Saturday Night Live: Best of Steve Martin

2007-03-06

It’s hard to believe that Steve Martin had been performing for more than 30 years now, or that he’s hosted Saturday Night Live 14 times. That’s a lot of years, and when it comes to SNL, that means Martin’s witnessed not only the classic era, but also the dark period when SNL seemed to be setting comedy back about 50 years. SNL had a lot of years where it simply wasn’t funny, but the promise of Martin hosting the show was always enough to ignite a flicker of hope.

That’s because Martin’s always been a genuinely funny, intelligent performer, and you got the sense that he probably brought as much to the writers’ table as the staff writers themselves. Even in the “golden years” of the show, the years with names like Belushi, Radner, and Murray, where the skits read like a murderers’ row of modern comedy, some of Martin’s skits stood out. Theodoric of York, Medieval Barber, racked up ghastly body counts with his reliance on Medieval medicine like bloodletting, poultices, and burying patients up to their necks in the swamp overnight. He joined Dan Aykroyd as one of the Festrunk Brothers, a pair of polyester-clad swingers who shimmied and wobbled their way through disco-era decadence. And there was the stuff Martin brought from his white-suited standup routine: the banjo playing, the non sequitur-driven sense of humor, the song about King Tut.

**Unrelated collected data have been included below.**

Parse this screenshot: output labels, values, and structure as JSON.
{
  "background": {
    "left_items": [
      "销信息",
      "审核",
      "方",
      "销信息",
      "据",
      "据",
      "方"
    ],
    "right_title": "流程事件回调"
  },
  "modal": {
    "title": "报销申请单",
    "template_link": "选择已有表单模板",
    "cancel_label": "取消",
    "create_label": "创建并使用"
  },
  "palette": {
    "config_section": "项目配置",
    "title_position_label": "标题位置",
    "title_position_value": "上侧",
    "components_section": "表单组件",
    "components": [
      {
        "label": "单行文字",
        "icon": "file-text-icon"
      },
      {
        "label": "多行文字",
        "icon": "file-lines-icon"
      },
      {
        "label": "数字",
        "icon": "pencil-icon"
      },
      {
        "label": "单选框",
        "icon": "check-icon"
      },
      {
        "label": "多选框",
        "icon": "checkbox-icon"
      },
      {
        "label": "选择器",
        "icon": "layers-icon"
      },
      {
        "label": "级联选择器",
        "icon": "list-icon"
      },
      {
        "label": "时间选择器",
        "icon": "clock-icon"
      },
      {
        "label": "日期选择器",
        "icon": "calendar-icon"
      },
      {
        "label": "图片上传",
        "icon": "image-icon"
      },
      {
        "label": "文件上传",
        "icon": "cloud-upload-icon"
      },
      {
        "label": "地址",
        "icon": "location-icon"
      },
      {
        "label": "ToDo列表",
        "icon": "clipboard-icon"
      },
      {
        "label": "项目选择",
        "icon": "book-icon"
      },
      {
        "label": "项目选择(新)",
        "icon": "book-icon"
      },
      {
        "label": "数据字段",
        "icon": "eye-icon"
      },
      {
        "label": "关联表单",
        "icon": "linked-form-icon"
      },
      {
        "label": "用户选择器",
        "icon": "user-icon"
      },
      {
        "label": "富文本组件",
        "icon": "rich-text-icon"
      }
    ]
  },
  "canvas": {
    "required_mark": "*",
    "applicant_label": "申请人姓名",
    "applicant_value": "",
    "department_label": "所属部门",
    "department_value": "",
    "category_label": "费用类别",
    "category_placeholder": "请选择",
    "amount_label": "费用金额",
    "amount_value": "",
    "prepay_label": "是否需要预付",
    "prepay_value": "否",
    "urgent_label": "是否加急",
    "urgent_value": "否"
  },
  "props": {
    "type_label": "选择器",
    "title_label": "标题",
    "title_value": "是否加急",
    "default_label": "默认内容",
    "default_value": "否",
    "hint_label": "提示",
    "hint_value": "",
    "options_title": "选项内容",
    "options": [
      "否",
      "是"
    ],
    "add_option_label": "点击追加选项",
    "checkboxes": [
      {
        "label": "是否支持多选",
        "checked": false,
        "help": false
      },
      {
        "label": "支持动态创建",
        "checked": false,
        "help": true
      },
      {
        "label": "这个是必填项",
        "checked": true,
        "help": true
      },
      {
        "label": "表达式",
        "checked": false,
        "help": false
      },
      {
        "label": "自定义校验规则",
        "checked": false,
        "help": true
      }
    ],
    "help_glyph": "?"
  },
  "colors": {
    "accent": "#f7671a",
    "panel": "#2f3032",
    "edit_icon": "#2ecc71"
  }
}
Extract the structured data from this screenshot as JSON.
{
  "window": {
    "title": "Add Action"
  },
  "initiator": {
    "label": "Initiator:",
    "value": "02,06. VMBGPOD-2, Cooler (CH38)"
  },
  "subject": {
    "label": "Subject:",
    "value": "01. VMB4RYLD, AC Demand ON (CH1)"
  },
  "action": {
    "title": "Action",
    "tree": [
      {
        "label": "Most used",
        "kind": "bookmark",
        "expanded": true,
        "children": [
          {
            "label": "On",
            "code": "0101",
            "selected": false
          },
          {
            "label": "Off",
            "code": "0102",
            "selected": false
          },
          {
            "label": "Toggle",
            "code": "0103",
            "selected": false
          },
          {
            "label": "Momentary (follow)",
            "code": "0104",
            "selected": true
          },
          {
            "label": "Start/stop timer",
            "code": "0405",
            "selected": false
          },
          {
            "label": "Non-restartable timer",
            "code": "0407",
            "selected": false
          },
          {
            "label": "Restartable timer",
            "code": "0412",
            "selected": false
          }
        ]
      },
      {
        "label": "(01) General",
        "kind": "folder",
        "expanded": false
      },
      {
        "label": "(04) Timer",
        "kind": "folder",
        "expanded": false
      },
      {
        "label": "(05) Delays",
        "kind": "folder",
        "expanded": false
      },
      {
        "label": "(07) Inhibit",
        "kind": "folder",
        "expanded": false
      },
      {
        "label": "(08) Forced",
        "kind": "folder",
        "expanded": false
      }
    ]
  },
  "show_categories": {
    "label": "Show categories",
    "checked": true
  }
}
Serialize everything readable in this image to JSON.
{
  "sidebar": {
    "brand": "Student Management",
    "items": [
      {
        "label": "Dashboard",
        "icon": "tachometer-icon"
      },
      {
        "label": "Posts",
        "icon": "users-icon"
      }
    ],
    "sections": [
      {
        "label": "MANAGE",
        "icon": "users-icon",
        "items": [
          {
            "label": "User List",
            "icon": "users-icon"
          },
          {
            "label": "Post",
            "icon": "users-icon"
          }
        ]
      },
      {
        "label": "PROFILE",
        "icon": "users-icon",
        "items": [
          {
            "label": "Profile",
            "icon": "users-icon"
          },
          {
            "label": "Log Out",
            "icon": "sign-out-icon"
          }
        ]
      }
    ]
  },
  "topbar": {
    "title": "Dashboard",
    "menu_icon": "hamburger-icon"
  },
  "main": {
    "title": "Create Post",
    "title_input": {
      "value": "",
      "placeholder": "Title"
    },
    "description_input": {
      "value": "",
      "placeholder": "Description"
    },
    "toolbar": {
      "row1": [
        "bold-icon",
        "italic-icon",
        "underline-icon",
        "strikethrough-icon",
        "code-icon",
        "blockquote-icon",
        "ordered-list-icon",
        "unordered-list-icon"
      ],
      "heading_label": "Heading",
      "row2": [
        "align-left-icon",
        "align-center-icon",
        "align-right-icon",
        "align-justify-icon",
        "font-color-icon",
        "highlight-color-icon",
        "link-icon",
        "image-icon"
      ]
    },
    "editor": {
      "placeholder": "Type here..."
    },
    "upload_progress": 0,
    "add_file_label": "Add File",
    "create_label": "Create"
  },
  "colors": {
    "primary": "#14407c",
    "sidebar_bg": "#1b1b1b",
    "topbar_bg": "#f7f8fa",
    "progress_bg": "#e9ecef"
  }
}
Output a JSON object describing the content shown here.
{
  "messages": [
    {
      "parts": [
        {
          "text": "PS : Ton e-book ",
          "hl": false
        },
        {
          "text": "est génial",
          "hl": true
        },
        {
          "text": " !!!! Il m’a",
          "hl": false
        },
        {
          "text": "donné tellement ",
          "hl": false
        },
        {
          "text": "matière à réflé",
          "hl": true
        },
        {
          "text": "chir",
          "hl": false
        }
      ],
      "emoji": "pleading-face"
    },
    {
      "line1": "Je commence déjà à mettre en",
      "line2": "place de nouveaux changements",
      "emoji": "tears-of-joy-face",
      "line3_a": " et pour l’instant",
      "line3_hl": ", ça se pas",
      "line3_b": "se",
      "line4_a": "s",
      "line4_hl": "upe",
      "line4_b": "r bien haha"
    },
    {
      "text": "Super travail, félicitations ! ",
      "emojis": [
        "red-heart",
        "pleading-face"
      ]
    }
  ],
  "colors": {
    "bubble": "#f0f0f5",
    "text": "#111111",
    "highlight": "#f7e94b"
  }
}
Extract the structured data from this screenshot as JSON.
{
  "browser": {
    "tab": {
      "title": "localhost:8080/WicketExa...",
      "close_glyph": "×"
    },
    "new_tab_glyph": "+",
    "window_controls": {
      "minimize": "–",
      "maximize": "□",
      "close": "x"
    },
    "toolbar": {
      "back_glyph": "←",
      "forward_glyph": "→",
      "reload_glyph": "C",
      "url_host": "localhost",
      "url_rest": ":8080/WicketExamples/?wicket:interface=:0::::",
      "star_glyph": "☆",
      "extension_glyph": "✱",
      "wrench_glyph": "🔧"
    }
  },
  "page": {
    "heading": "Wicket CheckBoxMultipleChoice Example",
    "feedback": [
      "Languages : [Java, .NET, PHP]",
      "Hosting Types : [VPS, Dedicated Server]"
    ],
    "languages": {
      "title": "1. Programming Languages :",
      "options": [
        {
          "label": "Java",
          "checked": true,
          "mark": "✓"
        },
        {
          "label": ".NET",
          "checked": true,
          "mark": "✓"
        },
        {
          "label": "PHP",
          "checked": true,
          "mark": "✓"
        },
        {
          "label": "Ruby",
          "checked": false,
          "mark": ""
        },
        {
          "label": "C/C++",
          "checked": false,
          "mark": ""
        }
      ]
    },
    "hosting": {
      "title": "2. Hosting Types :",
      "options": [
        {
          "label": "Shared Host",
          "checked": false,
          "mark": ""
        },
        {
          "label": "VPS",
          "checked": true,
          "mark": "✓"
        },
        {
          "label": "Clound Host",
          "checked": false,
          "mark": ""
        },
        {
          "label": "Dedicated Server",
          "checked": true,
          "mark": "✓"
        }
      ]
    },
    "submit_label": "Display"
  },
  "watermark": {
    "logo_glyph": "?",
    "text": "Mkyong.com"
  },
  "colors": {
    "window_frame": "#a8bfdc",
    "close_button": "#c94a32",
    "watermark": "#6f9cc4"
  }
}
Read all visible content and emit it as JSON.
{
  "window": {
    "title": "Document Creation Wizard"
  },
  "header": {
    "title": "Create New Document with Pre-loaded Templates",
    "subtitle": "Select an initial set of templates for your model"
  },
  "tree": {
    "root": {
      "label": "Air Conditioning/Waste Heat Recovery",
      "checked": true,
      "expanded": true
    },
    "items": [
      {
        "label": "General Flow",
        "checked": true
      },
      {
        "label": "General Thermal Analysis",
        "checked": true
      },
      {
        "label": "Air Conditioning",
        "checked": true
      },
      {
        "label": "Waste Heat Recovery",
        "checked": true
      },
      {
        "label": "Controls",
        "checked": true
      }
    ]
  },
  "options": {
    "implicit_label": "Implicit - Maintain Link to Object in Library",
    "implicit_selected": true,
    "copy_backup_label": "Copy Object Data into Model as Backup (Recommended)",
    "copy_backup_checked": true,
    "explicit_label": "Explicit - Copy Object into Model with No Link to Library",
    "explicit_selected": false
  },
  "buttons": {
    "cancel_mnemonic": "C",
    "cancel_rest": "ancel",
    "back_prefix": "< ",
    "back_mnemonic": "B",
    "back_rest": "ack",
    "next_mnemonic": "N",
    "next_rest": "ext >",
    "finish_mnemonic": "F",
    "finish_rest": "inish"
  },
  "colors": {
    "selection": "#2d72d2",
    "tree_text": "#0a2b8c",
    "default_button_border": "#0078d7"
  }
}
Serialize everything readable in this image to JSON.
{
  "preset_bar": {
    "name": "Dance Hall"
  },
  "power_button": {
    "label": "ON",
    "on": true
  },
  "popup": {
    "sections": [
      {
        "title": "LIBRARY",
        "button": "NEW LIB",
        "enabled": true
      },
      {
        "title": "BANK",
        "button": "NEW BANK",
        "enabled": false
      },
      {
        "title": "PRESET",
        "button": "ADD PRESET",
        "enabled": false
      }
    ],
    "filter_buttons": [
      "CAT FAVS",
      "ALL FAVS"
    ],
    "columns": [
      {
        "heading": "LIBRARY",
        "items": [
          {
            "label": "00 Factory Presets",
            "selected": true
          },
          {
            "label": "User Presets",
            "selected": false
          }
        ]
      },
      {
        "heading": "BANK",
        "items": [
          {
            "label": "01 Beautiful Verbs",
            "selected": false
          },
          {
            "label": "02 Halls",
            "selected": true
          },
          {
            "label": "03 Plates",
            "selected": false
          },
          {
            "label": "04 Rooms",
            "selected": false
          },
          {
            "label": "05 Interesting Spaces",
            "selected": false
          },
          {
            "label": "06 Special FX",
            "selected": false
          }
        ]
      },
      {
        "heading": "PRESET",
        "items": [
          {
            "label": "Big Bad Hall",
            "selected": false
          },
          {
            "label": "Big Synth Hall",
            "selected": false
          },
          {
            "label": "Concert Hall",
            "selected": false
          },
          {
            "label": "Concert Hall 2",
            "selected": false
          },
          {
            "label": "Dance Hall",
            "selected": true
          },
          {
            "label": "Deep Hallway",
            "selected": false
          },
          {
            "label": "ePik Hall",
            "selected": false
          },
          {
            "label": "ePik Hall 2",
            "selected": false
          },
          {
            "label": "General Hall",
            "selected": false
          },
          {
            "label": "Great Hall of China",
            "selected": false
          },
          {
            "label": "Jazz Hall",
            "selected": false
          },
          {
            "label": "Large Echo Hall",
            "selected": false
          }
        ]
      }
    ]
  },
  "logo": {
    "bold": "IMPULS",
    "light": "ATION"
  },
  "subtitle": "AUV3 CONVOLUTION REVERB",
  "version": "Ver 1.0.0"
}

If you were the right age, your sense of humor grew up right along with Martin’s. When this viewer was eight-years-old, an arrow through the head was the height of hilarity, and you couldn’t ask for a more potent parent-torturing catch-phrase than “Well, excuuuuuuuuse meeeee!” When I was a pretentious English grad student, Martin was penning the play Picasso at the Lapin Agile, in which Albert Einstein, Pablo Picasso, and Elvis Presley (visiting from the future) discuss the nature of genius. All Martin needs to do at this point is devote some material to the ravages and betrayals of age, and there’ll be Steve Martin material to get future generations from cradle to grave.

But what of this SNL stuff? Well, no one emerges from so much exposure to the show without suffering a little. Doubtless, there are tons of unfunny Martin skits that weren’t worthy of this collection (and one good thing here is you can just skip over the bad stuff). But a few that do make the cut are fairly weak. “Quick Zoom Theatre” runs its simple joke into the ground before it finally gets around to shaking things up. The skit about James Bond being a skinflint when spending his own money squanders a fantastic premise (and a cameo by Sting).

But if there’s one thing the set does unexpectedly well, it’s the way it captures that sly, faux egotism at the heart of Martin’s work. He skewered Los Angeles shallowness in L.A. Story, placing himself as a lone, tortured voice of reason in the middle of the madness. But in skits where he hawks a Steve Martin-branded penis cream, agrees to perform at a Hamas celebration because the money’s good, or in a hilarious series of vignettes where he and Alec Baldwin become nemeses because of their competition for the hosting record, Martin displays a deft handle on the vanity that’s an essental part of any performer.

Throughout, this is pretty funny stuff.